Member of the Chamber of Deputies of Chile
- In office 15 May 1965 – 11 September 1973
- Succeeded by: 1973 coup
- Constituency: 22nd Departmental Grouping (Valdivia, La Unión, Río Bueno)

Personal details
- Born: 2 April 1928 Valdivia, Chile
- Died: 2 November 1991 (aged 63) Santiago, Chile
- Political party: Christian Democratic Party
- Spouse: Hortencia Carrera Loaiza
- Children: Four
- Alma mater: University of Chile
- Occupation: Politician
- Profession: Teacher

= Eduardo Koenig Carrillo =

Chilean teacher politician (1928–1991)

Eduardo Koenig Carrillo (2 April 1928 – 2 November 1991) was a Chilean teacher and politician.

He served as a deputy for the 22nd Departmental Grouping from 1965 to 1973. After the September 11th coup, he went into exile and returned to Chile in 1987.

He also led the Sociedad Anónima de Navegación Petrolera (SONAP) and the Federation of Educators of Chile (FEDECH) in Río Bueno.

==Early life and education==
Koenig Carrillo was born in Valdivia on 2 April 1928. He completed his primary education at the Instituto Alemán Carlos Anwanter and his secondary education at the Liceo de Hombres de Valdivia.

He later studied at the University of Chile, earning a degree as a teacher in History, Geography, and Civics.

==Political career==
Koenig Carrillo began his political involvement as a delegate from the Pedagogical Institute to the Federation of Students of the University of Chile (FECH) during two terms. In 1947, he joined the Christian Democratic Party (PDC) and served as a delegate to the National Board from 1948 to 1953.

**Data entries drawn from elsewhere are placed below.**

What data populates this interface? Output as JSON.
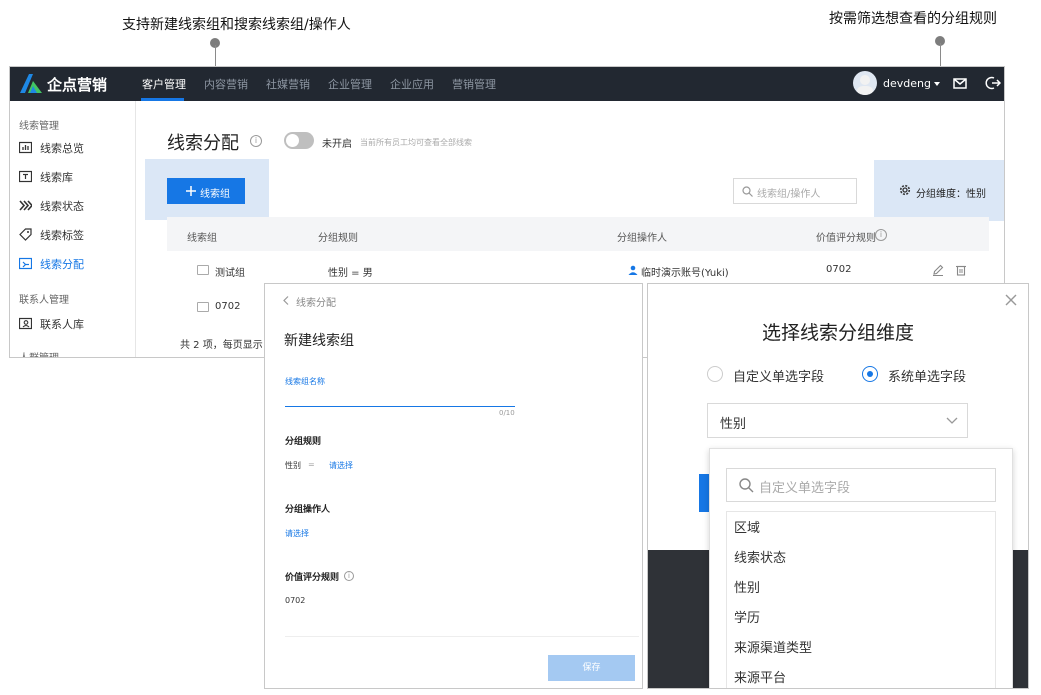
{
  "annotations": {
    "left": "支持新建线索组和搜索线索组/操作人",
    "right": "按需筛选想查看的分组规则"
  },
  "app": {
    "brand": "企点营销",
    "nav": [
      "客户管理",
      "内容营销",
      "社媒营销",
      "企业管理",
      "企业应用",
      "营销管理"
    ],
    "active_nav": "客户管理",
    "username": "devdeng",
    "icons": [
      "mail-icon",
      "logout-icon",
      "caret-down-icon"
    ]
  },
  "sidebar": {
    "group1": "线索管理",
    "items": [
      "线索总览",
      "线索库",
      "线索状态",
      "线索标签",
      "线索分配"
    ],
    "active": "线索分配",
    "group2": "联系人管理",
    "items2": [
      "联系人库"
    ],
    "group3": "人群管理"
  },
  "content": {
    "title": "线索分配",
    "toggle_label": "未开启",
    "toggle_hint": "当前所有员工均可查看全部线索",
    "add_button": "线索组",
    "search_placeholder": "线索组/操作人",
    "dimension_label": "分组维度：性别",
    "columns": [
      "线索组",
      "分组规则",
      "分组操作人",
      "价值评分规则"
    ],
    "rows": [
      {
        "name": "测试组",
        "rule": "性别 = 男",
        "operator": "临时演示账号(Yuki)",
        "score": "0702"
      },
      {
        "name": "0702",
        "rule": "",
        "operator": "",
        "score": ""
      }
    ],
    "footer": "共 2 项，每页显示"
  },
  "dialog_new": {
    "back": "线索分配",
    "title": "新建线索组",
    "name_label": "线索组名称",
    "name_counter": "0/10",
    "rule_label": "分组规则",
    "rule_field": "性别",
    "rule_op": "=",
    "rule_select": "请选择",
    "operator_label": "分组操作人",
    "operator_select": "请选择",
    "score_label": "价值评分规则",
    "score_value": "0702",
    "save": "保存"
  },
  "dialog_dim": {
    "title": "选择线索分组维度",
    "radio1": "自定义单选字段",
    "radio2": "系统单选字段",
    "selected_radio": "系统单选字段",
    "select_value": "性别",
    "search_placeholder": "自定义单选字段",
    "options": [
      "区域",
      "线索状态",
      "性别",
      "学历",
      "来源渠道类型",
      "来源平台"
    ]
  },
  "colors": {
    "primary": "#1677e5",
    "topbar": "#222831",
    "highlight": "#dbe7f6",
    "save_disabled": "#a4c9f2"
  }
}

He was elected as a deputy for the 22nd Departmental Grouping (Valdivia, La Unión and Río Bueno) in the 1965 parliamentary elections. He was re-elected in 1969 and 1973. During his tenure, he worked on various issues affecting his constituency.

After the 1973 coup, Koenig Carrillo went into exile. He returned to Chile in 1987, after fourteen years, and became involved in efforts to restore democracy.